Les arguments mobilisés de part et d’autre sont révélateurs des postures idéologiques en présence. D’un côté, on invoque la neutralité religieuse et le respect des règlements sur le bruit pour réclamer une mise au pas de ces manifestations sonores d’un autre âge. De l’autre, on oppose à cette vision hygiéniste une forme de reconnaissance du patrimoine, non pas sacré, mais sensible : ce que les cloches incarnent, c’est moins un appel à la prière qu’un vestige de la mémoire collective, un héritage sonore que beaucoup continuent de valoriser, croyants ou non.

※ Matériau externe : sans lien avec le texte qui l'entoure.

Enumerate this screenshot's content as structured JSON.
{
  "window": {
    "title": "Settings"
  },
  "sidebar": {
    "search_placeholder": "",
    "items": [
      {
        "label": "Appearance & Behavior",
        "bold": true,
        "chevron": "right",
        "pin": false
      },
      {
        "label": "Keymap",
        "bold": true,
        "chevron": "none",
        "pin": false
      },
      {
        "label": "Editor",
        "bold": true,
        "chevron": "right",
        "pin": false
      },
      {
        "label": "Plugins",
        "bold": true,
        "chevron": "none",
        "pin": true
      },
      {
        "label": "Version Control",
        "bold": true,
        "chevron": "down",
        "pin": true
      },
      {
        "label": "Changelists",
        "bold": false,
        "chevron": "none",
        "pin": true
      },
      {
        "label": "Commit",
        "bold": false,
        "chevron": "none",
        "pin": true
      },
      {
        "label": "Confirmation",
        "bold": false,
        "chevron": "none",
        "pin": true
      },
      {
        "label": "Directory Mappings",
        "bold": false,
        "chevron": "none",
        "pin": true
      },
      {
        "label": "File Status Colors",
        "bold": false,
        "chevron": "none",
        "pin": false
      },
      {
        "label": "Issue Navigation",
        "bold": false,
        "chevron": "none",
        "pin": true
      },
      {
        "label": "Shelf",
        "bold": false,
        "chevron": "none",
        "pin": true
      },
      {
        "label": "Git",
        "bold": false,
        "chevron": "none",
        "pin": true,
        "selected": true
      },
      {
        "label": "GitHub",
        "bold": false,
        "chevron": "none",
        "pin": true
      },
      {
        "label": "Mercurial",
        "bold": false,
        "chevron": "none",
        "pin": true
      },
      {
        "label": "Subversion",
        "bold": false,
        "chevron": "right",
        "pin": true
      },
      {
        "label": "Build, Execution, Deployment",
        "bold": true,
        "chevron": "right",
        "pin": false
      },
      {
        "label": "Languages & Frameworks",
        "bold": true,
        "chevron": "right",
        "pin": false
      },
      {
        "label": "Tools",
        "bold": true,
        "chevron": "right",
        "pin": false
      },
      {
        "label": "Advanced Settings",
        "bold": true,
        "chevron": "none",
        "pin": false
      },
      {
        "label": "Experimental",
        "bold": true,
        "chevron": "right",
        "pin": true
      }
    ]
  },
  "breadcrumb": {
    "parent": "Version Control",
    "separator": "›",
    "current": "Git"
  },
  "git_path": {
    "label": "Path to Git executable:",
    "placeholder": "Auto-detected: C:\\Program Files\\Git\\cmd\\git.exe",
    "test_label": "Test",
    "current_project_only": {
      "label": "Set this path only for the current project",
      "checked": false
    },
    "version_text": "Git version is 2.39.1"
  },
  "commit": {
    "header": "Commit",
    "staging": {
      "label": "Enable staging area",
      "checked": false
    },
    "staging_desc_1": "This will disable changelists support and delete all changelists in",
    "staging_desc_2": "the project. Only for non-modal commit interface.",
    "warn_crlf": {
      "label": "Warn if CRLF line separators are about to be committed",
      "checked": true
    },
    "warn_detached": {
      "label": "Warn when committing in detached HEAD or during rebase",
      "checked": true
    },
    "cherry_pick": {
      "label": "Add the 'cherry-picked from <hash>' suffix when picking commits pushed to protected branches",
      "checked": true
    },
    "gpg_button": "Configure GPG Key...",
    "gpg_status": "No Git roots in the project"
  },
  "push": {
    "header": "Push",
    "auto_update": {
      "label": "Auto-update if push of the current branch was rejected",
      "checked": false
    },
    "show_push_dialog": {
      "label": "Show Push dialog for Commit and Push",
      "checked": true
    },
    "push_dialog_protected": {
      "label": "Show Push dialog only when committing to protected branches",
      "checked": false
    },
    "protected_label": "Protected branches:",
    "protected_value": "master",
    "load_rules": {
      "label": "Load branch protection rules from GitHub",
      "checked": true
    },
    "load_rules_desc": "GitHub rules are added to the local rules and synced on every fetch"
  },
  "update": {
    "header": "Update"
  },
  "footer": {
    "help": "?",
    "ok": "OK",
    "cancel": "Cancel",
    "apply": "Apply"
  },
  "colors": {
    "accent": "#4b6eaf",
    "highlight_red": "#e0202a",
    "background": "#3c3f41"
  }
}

La pétition contre les cloches, bien qu’appuyée par un nombre restreint de personnes, agit comme déclencheur d’un débat latent : jusqu’où doit aller la volonté de neutralité, et que perd-on, peut-être, en voulant tout aplanir au nom du confort individuel?
Si l’on pousse la réflexion plus loin, les scénarios qui se dessinent pour l’avenir ne sont pas sans conséquence. La revendication d’un espace neutre, silencieux, débarrassé de toute charge symbolique, pourrait conduire à une forme de désert culturel où la ville devient pure surface fonctionnelle. À l’inverse, le maintien de pratiques héritées comme la sonnerie des cloches oblige à composer avec la pluralité des appartenances et des sensibilités. Il ne s’agit pas tant de choisir un camp que de reconnaître cette tension constitutive de la vie en société : tolérer la dissonance, apprendre à vivre avec les rémanences du passé, accepter que tout ne soit pas toujours neutre, lisse et sans histoire. En somme, cette histoire de cloches raconte, à sa manière, le tiraillement entre mémoire et modernité, entre effacement et résonance.
2. Résumé introductif
Cet article rapporte la contestation de certains résidents de Limoilou face à la sonnerie des cloches de l’église Saint-Fidèle. Selon eux, ces sons constituent une nuisance sonore, mais aussi une intrusion religieuse dans un espace public qui devrait être neutre. Le texte présente les deux versants de cette opposition : d’un côté, une volonté de limiter les manifestations sonores religieuses au nom de la laïcité et du confort acoustique; de l’autre, une défense patrimoniale et affective des cloches comme repères identitaires et sociaux.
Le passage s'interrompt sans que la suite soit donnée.